Rotary position embeddings, proposed by Su et al. (2021), incorporate relative position information into the queries and keys of attention layers by applying periodic rotations to the elements of the query and key projections.

The ApplyRoPE layer can be inserted into an attention computation immediately before computing query-key dot products in order to add rotational position information to them.

See https://arxiv.org/abs/2104.09864.

Variables:
  • embedding_axis (str) – The axis name of the input that contains the embedding vector (e.g. “embedding” or “projection”).

  • max_wavelength (float) – The maximum wavelength of the periodic positional embeddings.

  • positions_input_name (str) – Key for the side input that provides the position of each token in the sequence. This side input should be provided as an integer array that is broadcastable with the input, and which does NOT include the embedding axis.

Methods

__init__(embedding_axis, max_wavelength, ...)

__call__(inputs, **side_inputs)

Attributes

embedding_axis

max_wavelength

positions_input_name

Inherited Methods

(expand to view inherited methods)

attributes_dict()

Constructs a dictionary with all of the fields in the class.

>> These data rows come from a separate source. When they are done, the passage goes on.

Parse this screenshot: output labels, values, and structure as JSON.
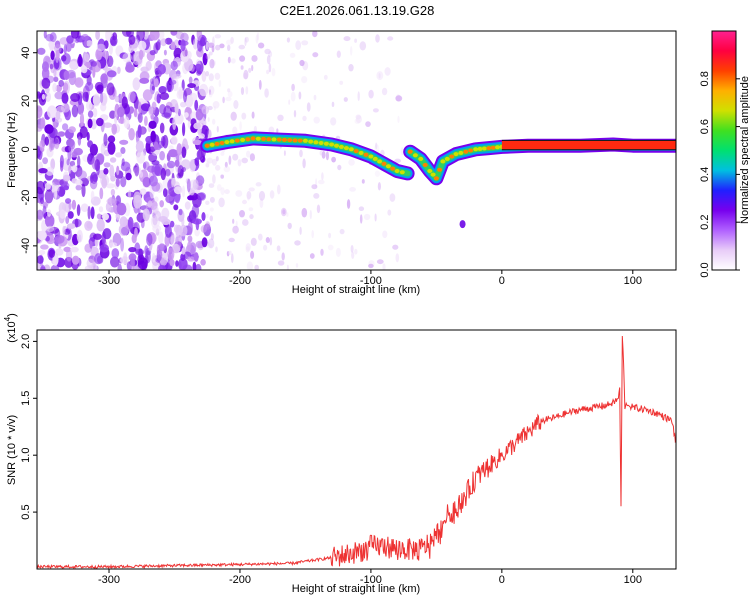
{
  "figure_title": "C2E1.2026.061.13.19.G28",
  "chart_data": [
    {
      "type": "heatmap",
      "title": "C2E1.2026.061.13.19.G28",
      "xlabel": "Height of straight line (km)",
      "ylabel": "Frequency (Hz)",
      "xlim": [
        -355,
        133
      ],
      "ylim": [
        -50,
        49
      ],
      "xticks": [
        -300,
        -200,
        -100,
        0,
        100
      ],
      "yticks": [
        -40,
        -20,
        0,
        20,
        40
      ],
      "colorbar": {
        "label": "Normalized spectral amplitude",
        "range": [
          0.0,
          1.0
        ],
        "ticks": [
          "0.0",
          "0.2",
          "0.4",
          "0.6",
          "0.8"
        ],
        "tick_values": [
          0.0,
          0.2,
          0.4,
          0.6,
          0.8
        ],
        "colormap": [
          "#ffffff",
          "#e8ccf8",
          "#b060ff",
          "#7700ee",
          "#2020ff",
          "#00c0e0",
          "#00e070",
          "#40e020",
          "#d0e000",
          "#ffb000",
          "#ff4000",
          "#ff0040",
          "#ff2090"
        ]
      },
      "noise_region_km": [
        -355,
        -225
      ],
      "faint_region_km": [
        -225,
        -75
      ],
      "signal_trace": [
        {
          "x": -225,
          "y": 1.5
        },
        {
          "x": -210,
          "y": 3
        },
        {
          "x": -190,
          "y": 4.5
        },
        {
          "x": -170,
          "y": 4
        },
        {
          "x": -150,
          "y": 3.5
        },
        {
          "x": -130,
          "y": 2
        },
        {
          "x": -115,
          "y": 0
        },
        {
          "x": -100,
          "y": -3
        },
        {
          "x": -90,
          "y": -6
        },
        {
          "x": -80,
          "y": -9
        },
        {
          "x": -72,
          "y": -10
        },
        {
          "x": -70,
          "y": -1
        },
        {
          "x": -62,
          "y": -4
        },
        {
          "x": -55,
          "y": -9
        },
        {
          "x": -50,
          "y": -12
        },
        {
          "x": -45,
          "y": -5
        },
        {
          "x": -35,
          "y": -2
        },
        {
          "x": -20,
          "y": 0
        },
        {
          "x": -10,
          "y": 0.5
        },
        {
          "x": 0,
          "y": 1
        },
        {
          "x": 20,
          "y": 1.5
        },
        {
          "x": 60,
          "y": 1.5
        },
        {
          "x": 85,
          "y": 2
        },
        {
          "x": 100,
          "y": 1.5
        },
        {
          "x": 133,
          "y": 1.5
        }
      ],
      "isolated_blob": {
        "x": -30,
        "y": -31
      }
    },
    {
      "type": "line",
      "xlabel": "Height of straight line (km)",
      "ylabel": "SNR (10 * v/v)",
      "y_multiplier": "(x10⁴)",
      "y_multiplier_base": "(x10",
      "y_multiplier_exp": "4",
      "y_multiplier_close": ")",
      "xlim": [
        -355,
        133
      ],
      "ylim": [
        0.0,
        2.1
      ],
      "xticks": [
        -300,
        -200,
        -100,
        0,
        100
      ],
      "yticks": [
        "0.5",
        "1.0",
        "1.5",
        "2.0"
      ],
      "ytick_values": [
        0.5,
        1.0,
        1.5,
        2.0
      ],
      "series": [
        {
          "name": "SNR",
          "color": "#ee3333",
          "x": [
            -355,
            -300,
            -250,
            -200,
            -160,
            -130,
            -110,
            -100,
            -90,
            -80,
            -70,
            -60,
            -50,
            -40,
            -30,
            -20,
            -10,
            0,
            10,
            20,
            30,
            40,
            50,
            60,
            70,
            80,
            85,
            89,
            90,
            91,
            92,
            93,
            94,
            95,
            100,
            110,
            120,
            130,
            133
          ],
          "y": [
            0.02,
            0.02,
            0.03,
            0.04,
            0.05,
            0.1,
            0.15,
            0.2,
            0.2,
            0.18,
            0.17,
            0.18,
            0.3,
            0.5,
            0.6,
            0.8,
            0.9,
            1.0,
            1.1,
            1.2,
            1.3,
            1.33,
            1.37,
            1.4,
            1.42,
            1.44,
            1.46,
            1.5,
            1.6,
            0.55,
            2.05,
            1.8,
            1.4,
            1.45,
            1.42,
            1.4,
            1.36,
            1.3,
            1.1
          ]
        }
      ]
    }
  ]
}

bind_variables(variables[, allow_unused])

Convenience function to bind variables to a layer.

from_attributes(**field_values)

Directly instantiates a struct given all of its fields.

key_for_field(field_name)

Generates a JAX PyTree key for a given field name.

select()

Wraps this struct in a selection, enabling functional-style mutations.

stateless_call(variable_values, argument, /, ...)

Calls a layer with temporary variables, without modifying its state.

tree_flatten()

Flattens this tree node.

tree_flatten_with_keys()

Flattens this tree node with keys.

tree_unflatten(aux_data, children)

Unflattens this tree node.

treescope_color()

Computes a CSS color to display for this object in treescope.